The rebound did not extend to software developers. Their unemployment rate climbed to 3.5%, and there were about 8,000 jobseekers in software development and systems analysis. The figures come from the high-tech chapter of Israel’s 2025 labor market report by the Labor Ministry, due to be published in the coming days.
High tech remains a central pillar of the Israeli economy, accounting for about 20% of GDP, more than half of exports, more than 400,000 workers, or roughly 11.5% of the labor force, and 36% of income tax revenue from wages. Average pay in the sector is 2.7 times higher than in the rest of the economy.
After years of rapid expansion, hiring slowed sharply in 2023 and 2024, when employment fell by more than 1% from 401,000 to 396,000. The ministry attributed that slowdown to weaker investment and hiring amid global deceleration, international market uncertainty, high interest rates, political and social instability in Israel in 2023, and the effects of the war in Gaza, which deterred foreign investors. In 2025, vacancies in high tech rose to 4.8%, above the 4.5% rate in the broader economy. According to the Employment Service, high-tech jobseekers doubled since 2022 and reached a record 16,300 by the end of 2025, with software developers and systems analysts making up about 51% of them, or more than 8,000.

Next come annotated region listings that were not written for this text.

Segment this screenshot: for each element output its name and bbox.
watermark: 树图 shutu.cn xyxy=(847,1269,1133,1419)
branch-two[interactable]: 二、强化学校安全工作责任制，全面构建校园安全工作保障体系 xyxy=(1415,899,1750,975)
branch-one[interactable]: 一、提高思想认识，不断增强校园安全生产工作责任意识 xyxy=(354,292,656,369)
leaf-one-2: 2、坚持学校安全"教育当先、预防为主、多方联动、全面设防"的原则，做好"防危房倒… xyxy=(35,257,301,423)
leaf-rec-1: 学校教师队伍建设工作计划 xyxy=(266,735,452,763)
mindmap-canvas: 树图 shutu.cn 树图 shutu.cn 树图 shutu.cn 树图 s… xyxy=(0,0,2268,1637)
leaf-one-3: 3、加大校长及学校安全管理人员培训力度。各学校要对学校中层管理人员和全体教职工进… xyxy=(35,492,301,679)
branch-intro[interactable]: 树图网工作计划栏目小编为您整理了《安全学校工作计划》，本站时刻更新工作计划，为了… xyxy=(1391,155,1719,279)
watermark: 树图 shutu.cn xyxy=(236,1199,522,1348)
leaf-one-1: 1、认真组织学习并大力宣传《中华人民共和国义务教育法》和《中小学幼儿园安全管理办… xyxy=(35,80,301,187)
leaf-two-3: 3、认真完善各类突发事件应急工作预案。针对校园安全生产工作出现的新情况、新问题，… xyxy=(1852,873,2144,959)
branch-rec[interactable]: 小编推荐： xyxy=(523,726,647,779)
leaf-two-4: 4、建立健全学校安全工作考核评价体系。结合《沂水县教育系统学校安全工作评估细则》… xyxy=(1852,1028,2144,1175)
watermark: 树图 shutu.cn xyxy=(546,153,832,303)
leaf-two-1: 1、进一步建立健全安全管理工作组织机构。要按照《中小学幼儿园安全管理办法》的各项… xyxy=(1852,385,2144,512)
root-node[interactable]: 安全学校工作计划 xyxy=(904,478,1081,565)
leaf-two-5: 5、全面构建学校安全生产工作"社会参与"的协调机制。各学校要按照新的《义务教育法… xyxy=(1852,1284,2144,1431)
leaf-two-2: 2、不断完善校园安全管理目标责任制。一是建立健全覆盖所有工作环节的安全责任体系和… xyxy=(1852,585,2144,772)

Jobify said 8,000 to 10,000 high-tech jobs are posted each month, including about 4,000 software development roles. That field has been stagnant since mid-2024, while data and artificial intelligence jobs grew about 50%. Labor Ministry Director General Rubi Shemesh said the market is shifting away from traditional software roles toward AI, data and hardware, while support functions are shrinking.